Un vœu exaucé, à trois ou quatre détails majeurs près, voilà ce qu’est le dernier jeu d’Owlcat à mes yeux, une consécration et un flagrant manque de soin dont le studio est désormais coutumier.
Warhammer 40.000 : Rogue Trader est un cRPG, pour sûr, tout ou presque y est soumis au sacro saint jet de dés, jusque votre capacité à finir le jeu sans rencontrer de bugs majeurs qui viendront au choix, corrompre votre sauvegarde, bloquer une quête principale, vous faire perdre un équipement… la liste est aussi longue que détestable et en prime, il n’y a déjà pas grand chose de plus buggé qu’un jeu Owlcat… si ce n’est un jeu Owlcat sur console, plateforme sur laquelle le fringant Marcheur a eu la bonne idée de jeter son dévolu.
Vous devrez donc composer avec le tearing, les textures plus baveuses, les chutes de framerate, et les divers problèmes techniques qui s’ajoutent au tableau d’une finition assez scandaleuse. Fort heureusement pour Owlcat, ils ont une qualité qui arrive presque à compenser leurs errements persistants de finitions, à se demander s’il n’y a pas une volonté chez eux de créer une relation toxique avec leurs ien-clits : c’est simple, Rogue Trader est un fantasme réalisé.

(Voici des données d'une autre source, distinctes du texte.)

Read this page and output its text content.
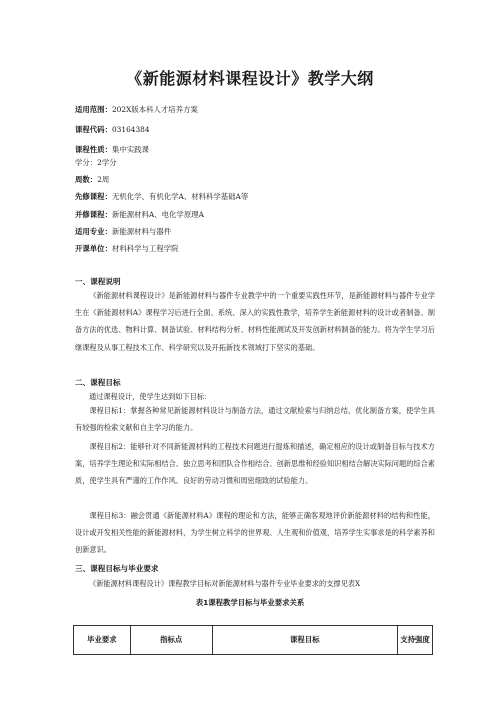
《新能源材料课程设计》教学大纲
适用范围：202X版本科人才培养方案
课程代码：03164384
课程性质：集中实践课
学分：2学分
周数：2周
先修课程：无机化学、有机化学A、材料科学基础A等
并修课程：新能源材料A、电化学原理A
适用专业：新能源材料与器件
开课单位：材料科学与工程学院
一、课程说明
《新能源材料课程设计》是新能源材料与器件专业教学中的一个重要实践性环节，是新能源材料与器件专业学生在《新能源材料A》课程学习后进行全面、系统、深入的实践性教学，培养学生新能源材料的设计或者制备、制备方法的优选、物料计算、制备试验、材料结构分析、材料性能测试及开发创新材料制备的能力。将为学生学习后继课程及从事工程技术工作、科学研究以及开拓新技术领域打下坚实的基础。
二、课程目标
通过课程设计，使学生达到如下目标：
课程目标1：掌握各种常见新能源材料设计与制备方法，通过文献检索与归纳总结，优化制备方案，使学生具有较强的检索文献和自主学习的能力。
课程目标2：能够针对不同新能源材料的工程技术问题进行提炼和描述，确定相应的设计或制备目标与技术方案，培养学生理论和实际相结合、独立思考和团队合作相结合、创新思维和经验知识相结合解决实际问题的综合素质，使学生具有严谨的工作作风、良好的劳动习惯和周密细致的试验能力。
课程目标3：融会贯通《新能源材料A》课程的理论和方法，能够正确客观地评价新能源材料的结构和性能，设计或开发相关性能的新能源材料，为学生树立科学的世界观、人生观和价值观，培养学生实事求是的科学素养和创新意识。
三、课程目标与毕业要求
《新能源材料课程设计》课程教学目标对新能源材料与器件专业毕业要求的支撑见表X
表1课程教学目标与毕业要求关系
毕业要求	指标点	课程目标	支持强度
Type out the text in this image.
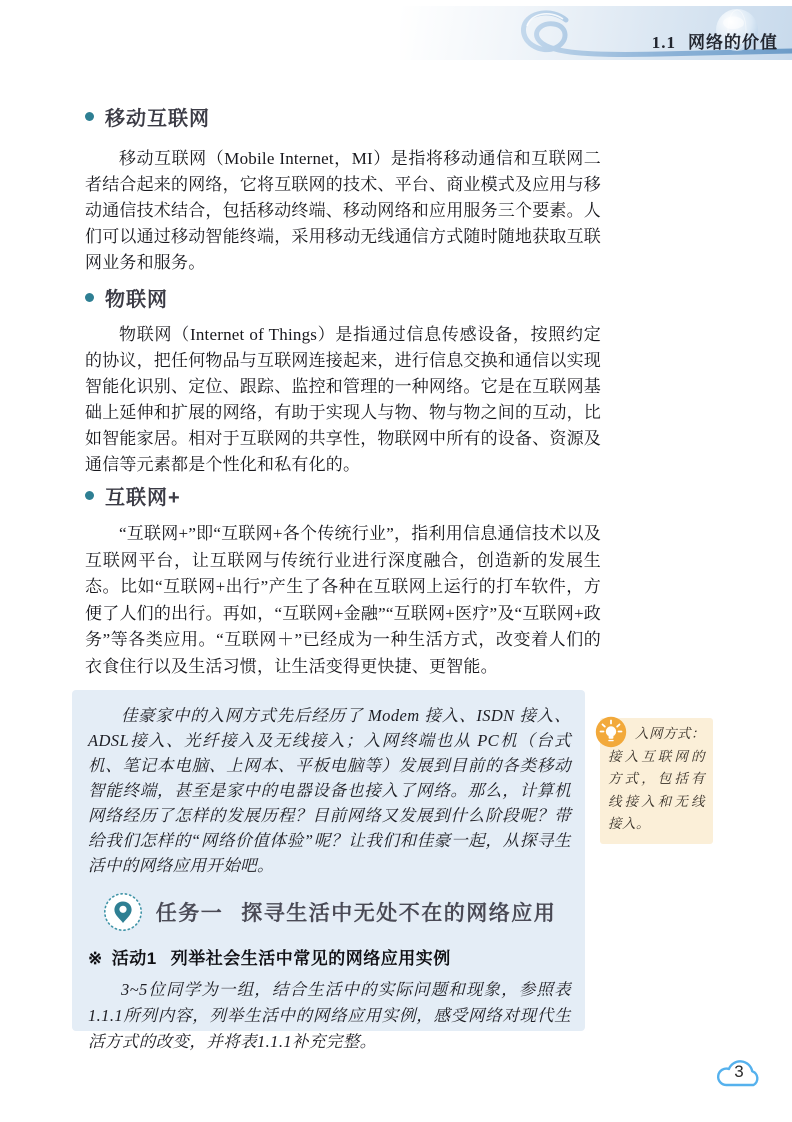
1.1 网络的价值
移动互联网

移动互联网（Mobile Internet，MI）是指将移动通信和互联网二者结合起来的网络，它将互联网的技术、平台、商业模式及应用与移动通信技术结合，包括移动终端、移动网络和应用服务三个要素。人们可以通过移动智能终端，采用移动无线通信方式随时随地获取互联网业务和服务。

物联网

物联网（Internet of Things）是指通过信息传感设备，按照约定的协议，把任何物品与互联网连接起来，进行信息交换和通信以实现智能化识别、定位、跟踪、监控和管理的一种网络。它是在互联网基础上延伸和扩展的网络，有助于实现人与物、物与物之间的互动，比如智能家居。相对于互联网的共享性，物联网中所有的设备、资源及通信等元素都是个性化和私有化的。

互联网+

“互联网+”即“互联网+各个传统行业”，指利用信息通信技术以及互联网平台，让互联网与传统行业进行深度融合，创造新的发展生态。比如“互联网+出行”产生了各种在互联网上运行的打车软件，方便了人们的出行。再如，“互联网+金融”“互联网+医疗”及“互联网+政务”等各类应用。“互联网＋”已经成为一种生活方式，改变着人们的衣食住行以及生活习惯，让生活变得更快捷、更智能。

佳豪家中的入网方式先后经历了 Modem 接入、ISDN 接入、ADSL接入、光纤接入及无线接入；入网终端也从 PC机（台式机、笔记本电脑、上网本、平板电脑等）发展到目前的各类移动智能终端，甚至是家中的电器设备也接入了网络。那么，计算机网络经历了怎样的发展历程？目前网络又发展到什么阶段呢？带给我们怎样的“网络价值体验”呢？让我们和佳豪一起，从探寻生活中的网络应用开始吧。

任务一 探寻生活中无处不在的网络应用
※ 活动1 列举社会生活中常见的网络应用实例

3~5位同学为一组，结合生活中的实际问题和现象，参照表1.1.1所列内容，列举生活中的网络应用实例，感受网络对现代生活方式的改变，并将表1.1.1补充完整。

入网方式：接入互联网的方式，包括有线接入和无线接入。

3
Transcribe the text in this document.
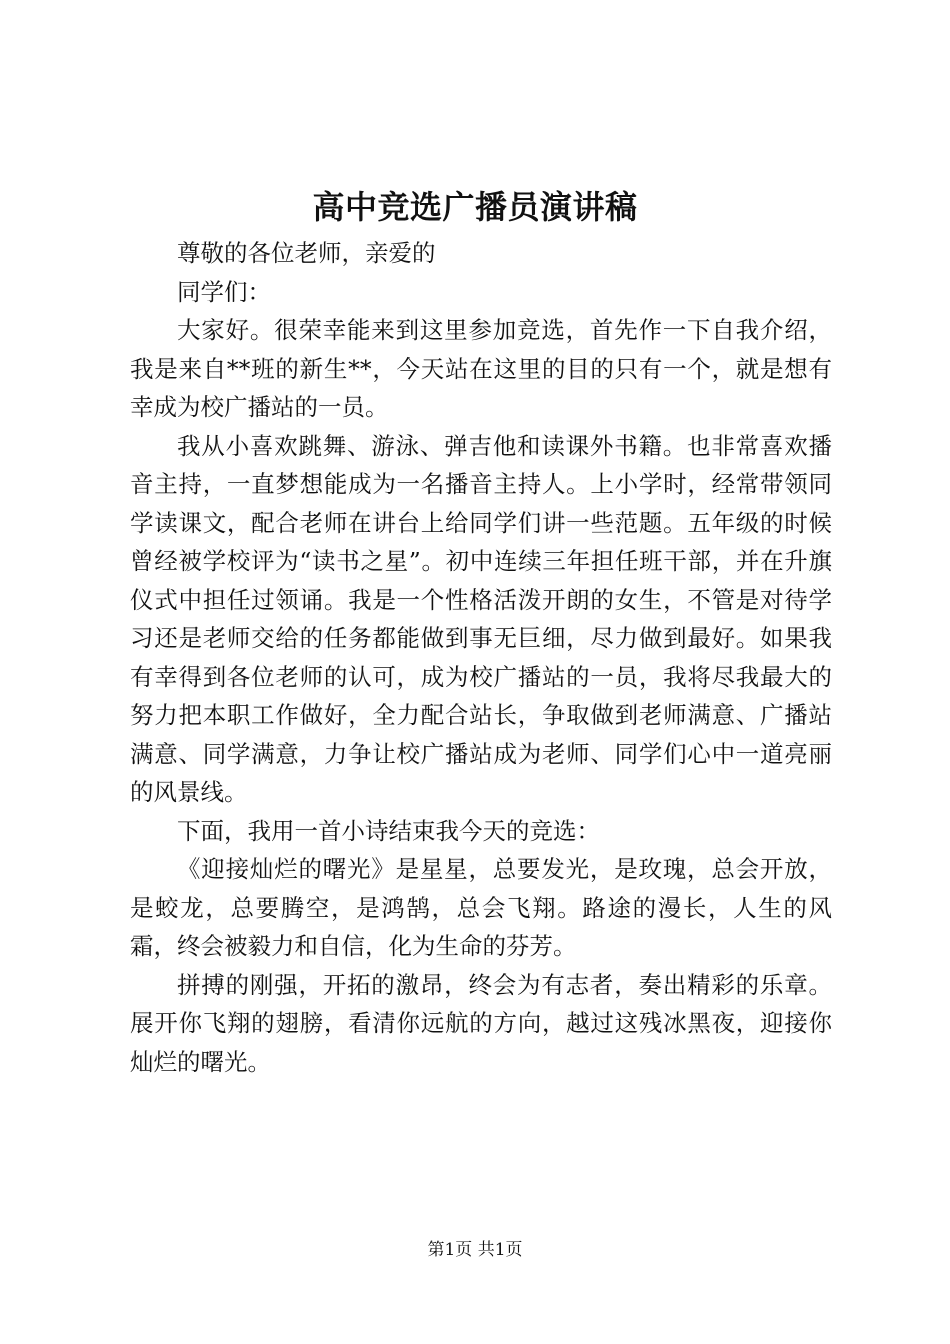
高中竞选广播员演讲稿

尊敬的各位老师，亲爱的

同学们：

大家好。很荣幸能来到这里参加竞选，首先作一下自我介绍，我是来自**班的新生**，今天站在这里的目的只有一个，就是想有幸成为校广播站的一员。

我从小喜欢跳舞、游泳、弹吉他和读课外书籍。也非常喜欢播音主持，一直梦想能成为一名播音主持人。上小学时，经常带领同学读课文，配合老师在讲台上给同学们讲一些范题。五年级的时候曾经被学校评为“读书之星”。初中连续三年担任班干部，并在升旗仪式中担任过领诵。我是一个性格活泼开朗的女生，不管是对待学习还是老师交给的任务都能做到事无巨细，尽力做到最好。如果我有幸得到各位老师的认可，成为校广播站的一员，我将尽我最大的努力把本职工作做好，全力配合站长，争取做到老师满意、广播站满意、同学满意，力争让校广播站成为老师、同学们心中一道亮丽的风景线。

下面，我用一首小诗结束我今天的竞选：

《迎接灿烂的曙光》是星星，总要发光，是玫瑰，总会开放，是蛟龙，总要腾空，是鸿鹄，总会飞翔。路途的漫长，人生的风霜，终会被毅力和自信，化为生命的芬芳。

拼搏的刚强，开拓的激昂，终会为有志者，奏出精彩的乐章。展开你飞翔的翅膀，看清你远航的方向，越过这残冰黑夜，迎接你灿烂的曙光。

第1页 共1页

Artistiquement réussi, musicalement aussi, l’ambiance, l’écriture, l’atmosphère y sont, on est bien dans le quarante et unième millénaire et on y est pour un bout de temps. En plus d’être réalisé avec amour, mécaniquement, le tour par tour y fonctionne bien, et les possibilités de personnalisation sont nombreuses. Pour ne rien arranger, les compagnons sont attachants et bien écrits. On navigue en terrain connu, s’en est presque émouvant tant nous avons priés pour qu’un jour un jeu Warhammer 40K adapte bien l’esprit de son univers, et ce dans un RPG aussi velu.
Que faire, que dire ? Entre le crachat de haine et le sexe passionné, les deux ont bien envie de se mêler le temps qu’Owlcat se bouge le cul pour enfin corriger ce qui aurait dû l’être durant la bêta. On y revient pourtant comme un camé en plein craving, qui accepte de se piquer même si la substance est coupé au pneu, même si on risque d’y laisser un membre et sa santé mentale, parce que c’est à ce niveau de faim que l’on se trouve lorsqu’on a toujours follement aimé Warhammer 40K ainsi que le C-RPG, et quand vient le si divin enfant, on se dit qu’il ne peut venir qu’avec un prix à payer. Si pour vous l’Empereur est digne de tous les sacrifices comme il se doit pour tous ses enfants, Rogue Trader sera l’objet de bien des ivresses. Mais si il n’y a en vous que l’étincelle d’une passion pour notre Seigneur à tous, restez quelques temps à l’écart de sa sainteté, avant d’y revenir lorsque le temps et les efforts d’Owlcat l’auront encore sublimé.




Merci Marcheur pour ce test clair et concis.
On espère que tu nous feras un complément « d’enquête » quand cela marchera mieux.😉 Merci pour l’avis.
Cela ne tient qu’à Owlcat (ou à l’achat de la version Steam, au choix, tout dépend de mon niveau de masochisme !) et ça sera avec plaisir, l’empereur est grand, l’empereur est sublime, et son oeuvre mérite parfait hommage !
Perso, sur PC, aucun soucis technique. Je prends un pied monstre sur ce crpg de mes rêves.